Se limpió la boca con el dorso de la mano y decidió que era hora de hacer algo diferente, de alterar el orden de su vida para obtener un poco de tranquilidad y alejar de sí cualquier leve sospecha que pudiese suscitarse.
Una vez de pie, alisó sus ropas, se sacudió el pasto y caminó hasta donde había dejado el auto estacionado.
Antes de encender el motor, los pensamientos cayeron en su lugar tan naturalmente que sonrió ante la sensación de familiaridad que le producía volver a tener el control. Quizá fuese una ilusión momentánea, pero le serviría para llegar a casa sin mayores alteraciones.
El rostro de un hombre mayor apareció al otro lado de la ventanilla antes que pudiera hacer marcha atrás.
-No vas a poder escaparte siempre –sentenció.- Si vas a hacer ese tipo de preguntas sin pretender que los demás indaguen tus intenciones, creo que sobreestimé tu inteligencia.
-No te interpongas en mi camino, viejo de mierda –masculló y pisó el acelerador, alejándose de allí a toda velocidad.
Lo próximo que supo fue que estaba en su casa, en la cama, mirando el techo.
Las cosas nunca le resultaron fáciles en la vida. Recién ahora había captado una especie de envión en el que dejarse llevar, pero sabía que no duraría. Y así sucedió.
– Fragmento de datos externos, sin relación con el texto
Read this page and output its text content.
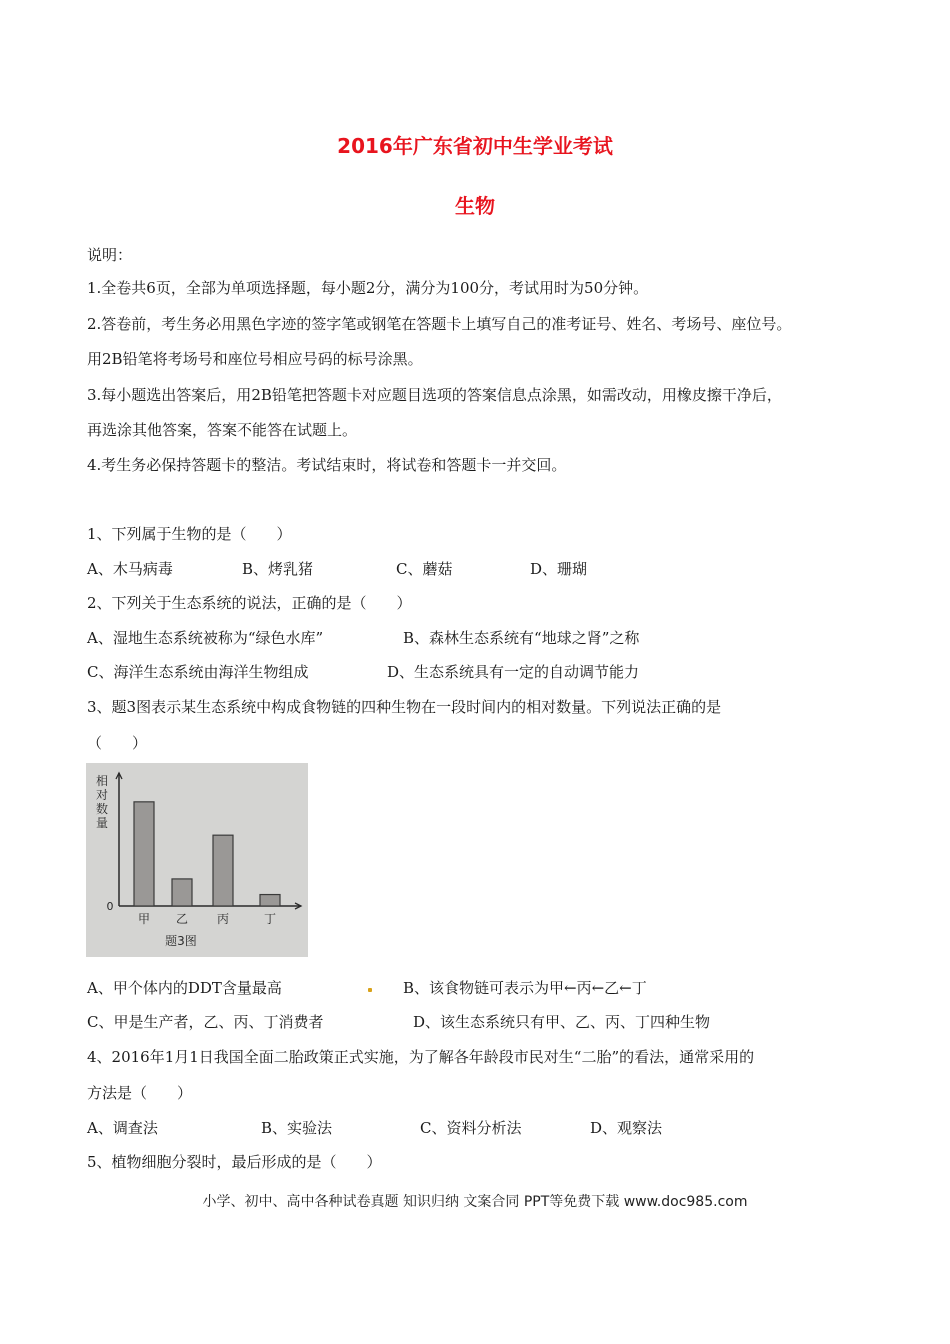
2016年广东省初中生学业考试
生物
说明：
1.全卷共6页，全部为单项选择题，每小题2分，满分为100分，考试用时为50分钟。
2.答卷前，考生务必用黑色字迹的签字笔或钢笔在答题卡上填写自己的准考证号、姓名、考场号、座位号。
用2B铅笔将考场号和座位号相应号码的标号涂黑。
3.每小题选出答案后，用2B铅笔把答题卡对应题目选项的答案信息点涂黑，如需改动，用橡皮擦干净后，
再选涂其他答案，答案不能答在试题上。
4.考生务必保持答题卡的整洁。考试结束时，将试卷和答题卡一并交回。
1、下列属于生物的是（　　）
A、木马病毒	B、烤乳猪	C、蘑菇	D、珊瑚
2、下列关于生态系统的说法，正确的是（　　）
A、湿地生态系统被称为“绿色水库”	B、森林生态系统有“地球之肾”之称
C、海洋生态系统由海洋生物组成	D、生态系统具有一定的自动调节能力
3、题3图表示某生态系统中构成食物链的四种生物在一段时间内的相对数量。下列说法正确的是
（　　）
相对数量
0
甲 乙 丙	丁
题3图
A、甲个体内的DDT含量最高	B、该食物链可表示为甲←丙←乙←丁
C、甲是生产者，乙、丙、丁消费者	D、该生态系统只有甲、乙、丙、丁四种生物
4、2016年1月1日我国全面二胎政策正式实施，为了解各年龄段市民对生“二胎”的看法，通常采用的
方法是（　　）
A、调查法	B、实验法	C、资料分析法	D、观察法
5、植物细胞分裂时，最后形成的是（　　）
小学、初中、高中各种试卷真题 知识归纳 文案合同 PPT等免费下载 www.doc985.com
Su niñez había sido muy complicada; sus padres, fanáticos religiosos que no supieron lidiar con su pubertad y las cosas se tornaron aún más escabrosas durante la adolescencia. Entonces no le quedó otro remedio que escapar. Si había creído que la vida era complicada hasta ese momento, de ahí en más se convirtió en un infierno.
Imágenes de pesadilla volvieron a proyectarse en su mente desde algún rincón donde estaban reprimidas. Volvía a sucederle tras una nueva crisis, cada vez con mayor intensidad, al punto tener la sensación de estar reviviéndolas.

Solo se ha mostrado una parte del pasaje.